ABSTRACT

This article discusses the global-level financial constraints that shape Tunisia’s foreign policy, this debtor state’s international agency and the way its post-2011 authorities have managed/negotiated the issue of foreign debt both internally and internationally, including the ‘odious debt’ inherited from the Ben Ali dictatorship and the renewed borrowing necessities of the country. Viewed against the backdrop of the geopolitical and economic vulnerability that has driven Tunisian foreign policy throughout history, foreign debt is shown to have featured as a highly politicised issue in the domestic sphere in 2011–2012, until the February 2013 crisis enabled an increasingly technocratic government to halt the parliamentary bill calling for a debt audit and to break the taboo on new borrowing from the IMF. On the external front, a distinction is drawn between an adaptive/compliant and a resistant type of foreign policy agency, which can be observed in the international action and rhetoric on this matter deployed by Essebsi and Marzouki respectively.

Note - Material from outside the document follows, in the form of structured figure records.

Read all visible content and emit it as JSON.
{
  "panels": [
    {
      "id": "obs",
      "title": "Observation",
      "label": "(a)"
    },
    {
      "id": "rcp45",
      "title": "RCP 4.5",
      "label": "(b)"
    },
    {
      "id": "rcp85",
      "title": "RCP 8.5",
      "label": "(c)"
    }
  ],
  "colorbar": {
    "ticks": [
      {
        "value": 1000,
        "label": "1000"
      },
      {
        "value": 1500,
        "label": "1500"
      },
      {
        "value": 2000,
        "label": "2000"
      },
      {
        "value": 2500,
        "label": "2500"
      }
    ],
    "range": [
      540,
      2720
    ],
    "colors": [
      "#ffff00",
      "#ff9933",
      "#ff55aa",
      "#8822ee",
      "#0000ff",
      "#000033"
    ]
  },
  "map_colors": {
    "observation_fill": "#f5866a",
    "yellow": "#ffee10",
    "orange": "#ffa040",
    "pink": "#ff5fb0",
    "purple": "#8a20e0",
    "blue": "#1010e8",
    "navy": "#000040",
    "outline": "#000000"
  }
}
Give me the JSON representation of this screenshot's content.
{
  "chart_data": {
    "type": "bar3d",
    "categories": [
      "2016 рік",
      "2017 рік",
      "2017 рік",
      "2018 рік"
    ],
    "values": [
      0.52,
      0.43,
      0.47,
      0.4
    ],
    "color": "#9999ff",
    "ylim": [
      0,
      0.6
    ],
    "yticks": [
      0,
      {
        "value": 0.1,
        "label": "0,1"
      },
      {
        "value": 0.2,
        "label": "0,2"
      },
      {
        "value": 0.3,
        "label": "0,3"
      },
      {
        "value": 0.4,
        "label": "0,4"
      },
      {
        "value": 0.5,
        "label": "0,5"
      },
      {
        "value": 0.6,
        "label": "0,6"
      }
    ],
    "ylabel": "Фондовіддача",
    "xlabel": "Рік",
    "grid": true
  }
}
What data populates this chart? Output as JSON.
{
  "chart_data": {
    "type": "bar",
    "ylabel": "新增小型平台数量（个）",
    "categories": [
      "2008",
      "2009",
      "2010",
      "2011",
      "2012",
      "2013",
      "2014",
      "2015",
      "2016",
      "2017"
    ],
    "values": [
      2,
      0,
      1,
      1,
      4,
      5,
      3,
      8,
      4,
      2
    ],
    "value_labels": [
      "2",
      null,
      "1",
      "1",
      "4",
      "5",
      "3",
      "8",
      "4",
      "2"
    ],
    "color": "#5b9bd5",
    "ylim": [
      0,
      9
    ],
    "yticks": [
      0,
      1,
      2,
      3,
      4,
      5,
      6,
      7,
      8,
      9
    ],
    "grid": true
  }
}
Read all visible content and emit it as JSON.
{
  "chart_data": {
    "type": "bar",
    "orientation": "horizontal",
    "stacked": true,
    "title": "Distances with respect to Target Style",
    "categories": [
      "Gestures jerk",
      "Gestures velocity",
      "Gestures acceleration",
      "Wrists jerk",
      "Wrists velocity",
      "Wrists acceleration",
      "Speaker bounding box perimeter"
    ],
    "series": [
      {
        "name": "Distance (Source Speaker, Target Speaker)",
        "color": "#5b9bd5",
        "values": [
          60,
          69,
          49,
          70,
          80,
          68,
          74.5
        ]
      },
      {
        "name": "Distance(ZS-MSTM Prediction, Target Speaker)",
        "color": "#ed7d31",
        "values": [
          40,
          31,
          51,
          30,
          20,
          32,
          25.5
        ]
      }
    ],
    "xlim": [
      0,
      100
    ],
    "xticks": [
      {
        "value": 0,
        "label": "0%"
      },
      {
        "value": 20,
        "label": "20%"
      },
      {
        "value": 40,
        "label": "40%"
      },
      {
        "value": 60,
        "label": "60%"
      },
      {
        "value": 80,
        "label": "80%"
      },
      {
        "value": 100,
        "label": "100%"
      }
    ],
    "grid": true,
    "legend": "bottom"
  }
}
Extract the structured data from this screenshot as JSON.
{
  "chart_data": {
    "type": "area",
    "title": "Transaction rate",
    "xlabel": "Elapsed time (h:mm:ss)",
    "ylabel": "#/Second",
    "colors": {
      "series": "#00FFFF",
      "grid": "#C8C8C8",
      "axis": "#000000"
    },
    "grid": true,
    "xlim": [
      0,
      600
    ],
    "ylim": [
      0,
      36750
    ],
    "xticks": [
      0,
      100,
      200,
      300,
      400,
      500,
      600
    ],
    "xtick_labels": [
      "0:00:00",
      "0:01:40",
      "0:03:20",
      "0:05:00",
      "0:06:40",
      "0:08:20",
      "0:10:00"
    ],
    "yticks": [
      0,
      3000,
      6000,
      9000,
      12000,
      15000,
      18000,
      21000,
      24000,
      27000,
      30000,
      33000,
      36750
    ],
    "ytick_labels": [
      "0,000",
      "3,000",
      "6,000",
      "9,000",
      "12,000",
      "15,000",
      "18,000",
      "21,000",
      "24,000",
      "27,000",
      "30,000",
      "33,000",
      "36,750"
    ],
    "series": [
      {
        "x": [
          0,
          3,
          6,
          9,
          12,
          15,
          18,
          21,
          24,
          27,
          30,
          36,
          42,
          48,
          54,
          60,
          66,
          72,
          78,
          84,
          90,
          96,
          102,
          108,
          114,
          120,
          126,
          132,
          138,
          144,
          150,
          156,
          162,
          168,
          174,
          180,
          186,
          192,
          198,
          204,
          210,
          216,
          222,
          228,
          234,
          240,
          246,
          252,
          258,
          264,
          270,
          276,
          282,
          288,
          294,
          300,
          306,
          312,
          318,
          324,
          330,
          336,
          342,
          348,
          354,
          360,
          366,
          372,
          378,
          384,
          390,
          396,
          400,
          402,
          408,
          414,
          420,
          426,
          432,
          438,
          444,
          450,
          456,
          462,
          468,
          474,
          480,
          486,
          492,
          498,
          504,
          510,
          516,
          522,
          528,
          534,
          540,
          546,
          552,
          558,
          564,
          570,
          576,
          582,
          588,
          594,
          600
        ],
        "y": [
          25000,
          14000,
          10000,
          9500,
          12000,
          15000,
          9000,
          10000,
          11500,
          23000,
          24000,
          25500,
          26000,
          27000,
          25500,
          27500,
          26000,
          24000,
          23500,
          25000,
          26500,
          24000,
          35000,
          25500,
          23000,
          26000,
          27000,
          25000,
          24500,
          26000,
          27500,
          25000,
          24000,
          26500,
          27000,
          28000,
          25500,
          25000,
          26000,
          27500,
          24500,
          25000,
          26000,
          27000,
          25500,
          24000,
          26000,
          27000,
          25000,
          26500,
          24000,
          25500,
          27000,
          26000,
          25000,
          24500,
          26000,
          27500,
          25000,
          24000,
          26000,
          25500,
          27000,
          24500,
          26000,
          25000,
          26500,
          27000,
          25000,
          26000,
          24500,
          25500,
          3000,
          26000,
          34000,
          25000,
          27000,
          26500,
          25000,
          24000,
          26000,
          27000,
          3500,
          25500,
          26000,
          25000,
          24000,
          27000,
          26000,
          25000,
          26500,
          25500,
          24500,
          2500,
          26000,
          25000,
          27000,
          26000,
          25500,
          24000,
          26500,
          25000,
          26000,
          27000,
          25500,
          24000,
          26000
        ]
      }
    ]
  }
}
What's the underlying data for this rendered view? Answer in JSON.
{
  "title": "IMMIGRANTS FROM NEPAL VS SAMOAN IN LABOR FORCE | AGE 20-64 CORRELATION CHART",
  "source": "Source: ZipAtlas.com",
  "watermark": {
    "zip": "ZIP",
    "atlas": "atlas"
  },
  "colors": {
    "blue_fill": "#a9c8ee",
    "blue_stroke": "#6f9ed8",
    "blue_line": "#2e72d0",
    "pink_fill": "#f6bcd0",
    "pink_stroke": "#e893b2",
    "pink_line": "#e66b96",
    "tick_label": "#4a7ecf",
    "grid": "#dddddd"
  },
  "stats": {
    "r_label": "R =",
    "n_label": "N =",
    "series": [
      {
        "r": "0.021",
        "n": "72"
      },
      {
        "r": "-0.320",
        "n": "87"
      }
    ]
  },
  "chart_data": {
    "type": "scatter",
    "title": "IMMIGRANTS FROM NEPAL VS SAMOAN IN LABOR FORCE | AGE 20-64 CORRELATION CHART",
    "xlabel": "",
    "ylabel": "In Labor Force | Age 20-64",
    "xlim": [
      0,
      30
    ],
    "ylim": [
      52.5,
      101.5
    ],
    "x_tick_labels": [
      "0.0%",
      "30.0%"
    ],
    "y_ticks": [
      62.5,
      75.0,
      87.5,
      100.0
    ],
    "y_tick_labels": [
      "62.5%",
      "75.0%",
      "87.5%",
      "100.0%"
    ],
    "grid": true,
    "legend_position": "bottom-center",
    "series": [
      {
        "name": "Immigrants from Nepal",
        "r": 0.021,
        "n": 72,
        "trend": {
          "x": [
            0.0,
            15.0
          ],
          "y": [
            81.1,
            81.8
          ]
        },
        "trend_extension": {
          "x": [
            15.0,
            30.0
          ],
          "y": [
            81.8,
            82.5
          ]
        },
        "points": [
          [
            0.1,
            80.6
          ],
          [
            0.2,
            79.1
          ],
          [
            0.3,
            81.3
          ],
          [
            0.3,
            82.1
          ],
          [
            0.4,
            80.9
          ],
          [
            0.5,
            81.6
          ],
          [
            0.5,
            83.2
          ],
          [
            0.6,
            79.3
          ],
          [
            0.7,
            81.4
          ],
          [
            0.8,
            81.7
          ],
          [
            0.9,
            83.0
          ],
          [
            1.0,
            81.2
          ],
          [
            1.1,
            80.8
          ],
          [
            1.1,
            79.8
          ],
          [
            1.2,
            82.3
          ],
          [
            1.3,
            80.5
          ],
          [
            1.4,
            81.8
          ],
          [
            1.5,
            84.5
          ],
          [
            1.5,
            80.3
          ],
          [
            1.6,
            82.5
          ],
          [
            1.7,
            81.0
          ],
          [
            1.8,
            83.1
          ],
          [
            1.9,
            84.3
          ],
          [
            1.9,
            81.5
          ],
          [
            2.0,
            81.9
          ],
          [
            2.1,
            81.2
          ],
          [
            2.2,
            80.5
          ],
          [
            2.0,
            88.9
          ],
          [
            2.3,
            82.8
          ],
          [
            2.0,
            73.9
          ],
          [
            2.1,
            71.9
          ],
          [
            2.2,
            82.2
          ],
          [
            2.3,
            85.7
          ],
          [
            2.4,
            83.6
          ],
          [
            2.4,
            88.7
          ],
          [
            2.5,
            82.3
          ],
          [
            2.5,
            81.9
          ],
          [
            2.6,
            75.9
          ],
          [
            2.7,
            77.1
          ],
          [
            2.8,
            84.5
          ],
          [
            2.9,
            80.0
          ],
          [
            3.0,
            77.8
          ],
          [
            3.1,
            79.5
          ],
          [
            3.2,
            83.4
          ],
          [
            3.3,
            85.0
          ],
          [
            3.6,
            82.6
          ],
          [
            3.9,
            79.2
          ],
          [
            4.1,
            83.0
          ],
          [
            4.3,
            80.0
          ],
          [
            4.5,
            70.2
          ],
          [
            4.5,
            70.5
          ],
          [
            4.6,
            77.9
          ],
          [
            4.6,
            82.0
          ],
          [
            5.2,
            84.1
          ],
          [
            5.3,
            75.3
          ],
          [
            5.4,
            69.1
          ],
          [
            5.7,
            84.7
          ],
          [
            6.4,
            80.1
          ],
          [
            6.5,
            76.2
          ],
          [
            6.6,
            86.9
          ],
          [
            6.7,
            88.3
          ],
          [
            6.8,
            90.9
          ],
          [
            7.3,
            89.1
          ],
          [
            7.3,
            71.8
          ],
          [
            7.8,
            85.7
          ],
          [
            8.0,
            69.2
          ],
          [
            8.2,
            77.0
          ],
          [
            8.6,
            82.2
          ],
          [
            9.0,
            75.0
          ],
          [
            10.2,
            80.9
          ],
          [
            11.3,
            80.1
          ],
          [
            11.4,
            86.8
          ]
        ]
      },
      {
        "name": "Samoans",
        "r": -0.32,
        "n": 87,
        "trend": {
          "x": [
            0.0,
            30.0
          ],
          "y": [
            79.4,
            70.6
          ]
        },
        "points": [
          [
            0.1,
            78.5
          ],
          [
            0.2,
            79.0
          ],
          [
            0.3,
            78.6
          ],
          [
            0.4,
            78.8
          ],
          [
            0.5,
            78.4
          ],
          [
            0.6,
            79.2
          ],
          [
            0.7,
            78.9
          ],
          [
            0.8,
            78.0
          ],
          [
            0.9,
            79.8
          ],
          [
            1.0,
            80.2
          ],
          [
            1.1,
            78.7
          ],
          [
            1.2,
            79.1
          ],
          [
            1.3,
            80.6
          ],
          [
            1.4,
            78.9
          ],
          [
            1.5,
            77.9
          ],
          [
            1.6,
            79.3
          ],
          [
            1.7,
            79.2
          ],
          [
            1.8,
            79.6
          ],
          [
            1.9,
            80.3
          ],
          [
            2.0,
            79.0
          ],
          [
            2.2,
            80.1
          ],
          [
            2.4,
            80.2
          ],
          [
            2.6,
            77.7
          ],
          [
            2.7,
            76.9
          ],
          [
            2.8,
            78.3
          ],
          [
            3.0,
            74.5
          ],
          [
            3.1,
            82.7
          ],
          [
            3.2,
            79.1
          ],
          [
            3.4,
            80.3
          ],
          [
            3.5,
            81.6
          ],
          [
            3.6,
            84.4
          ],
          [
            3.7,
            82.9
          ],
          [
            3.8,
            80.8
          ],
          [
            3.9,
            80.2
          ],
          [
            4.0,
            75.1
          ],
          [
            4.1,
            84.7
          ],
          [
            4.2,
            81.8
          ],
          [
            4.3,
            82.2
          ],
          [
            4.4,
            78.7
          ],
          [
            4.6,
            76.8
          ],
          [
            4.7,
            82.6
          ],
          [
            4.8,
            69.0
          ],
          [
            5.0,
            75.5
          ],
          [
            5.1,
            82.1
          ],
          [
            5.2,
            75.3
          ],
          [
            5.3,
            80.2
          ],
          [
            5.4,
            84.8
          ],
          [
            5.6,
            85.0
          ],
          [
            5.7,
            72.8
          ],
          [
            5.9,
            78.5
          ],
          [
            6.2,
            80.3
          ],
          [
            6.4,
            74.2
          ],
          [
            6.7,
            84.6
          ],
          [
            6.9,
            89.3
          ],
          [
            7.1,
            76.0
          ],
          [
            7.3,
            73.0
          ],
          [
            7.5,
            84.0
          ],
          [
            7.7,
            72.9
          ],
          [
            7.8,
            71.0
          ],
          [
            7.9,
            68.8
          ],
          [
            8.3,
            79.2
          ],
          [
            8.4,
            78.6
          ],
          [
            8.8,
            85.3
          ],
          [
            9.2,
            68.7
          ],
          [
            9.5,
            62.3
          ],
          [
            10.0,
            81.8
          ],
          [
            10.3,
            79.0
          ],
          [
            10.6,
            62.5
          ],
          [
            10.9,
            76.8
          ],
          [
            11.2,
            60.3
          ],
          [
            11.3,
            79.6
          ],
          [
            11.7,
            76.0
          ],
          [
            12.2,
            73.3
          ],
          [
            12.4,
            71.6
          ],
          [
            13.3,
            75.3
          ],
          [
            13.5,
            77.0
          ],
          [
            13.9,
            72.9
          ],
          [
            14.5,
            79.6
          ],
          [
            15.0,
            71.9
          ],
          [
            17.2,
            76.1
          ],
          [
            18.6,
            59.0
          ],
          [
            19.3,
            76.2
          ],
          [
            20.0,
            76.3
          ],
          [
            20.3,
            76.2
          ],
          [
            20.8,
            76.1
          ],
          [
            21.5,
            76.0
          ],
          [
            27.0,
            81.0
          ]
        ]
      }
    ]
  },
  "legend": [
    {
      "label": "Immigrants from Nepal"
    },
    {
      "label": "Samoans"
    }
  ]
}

Adaptive/compliant foreign policy agency is technocratic and de-politicising in nature, as it attempts to isolate or blackbox domestic politics when negotiating Tunisian foreign debt abroad – while paradoxically exploiting an ideal representation of Tunisia’s democratic transition (role modelling) in order to demand greater international financial support. Resistant foreign policy agency is more openly political inasmuch as its builds on post-revolutionary domestic politics and contestation. Although the latter approach bore some material fruit in the form of debt conversion measures by the country’s major bilateral creditors, adaptive/compliant foreign policy agency prevailed from 2013 onwards.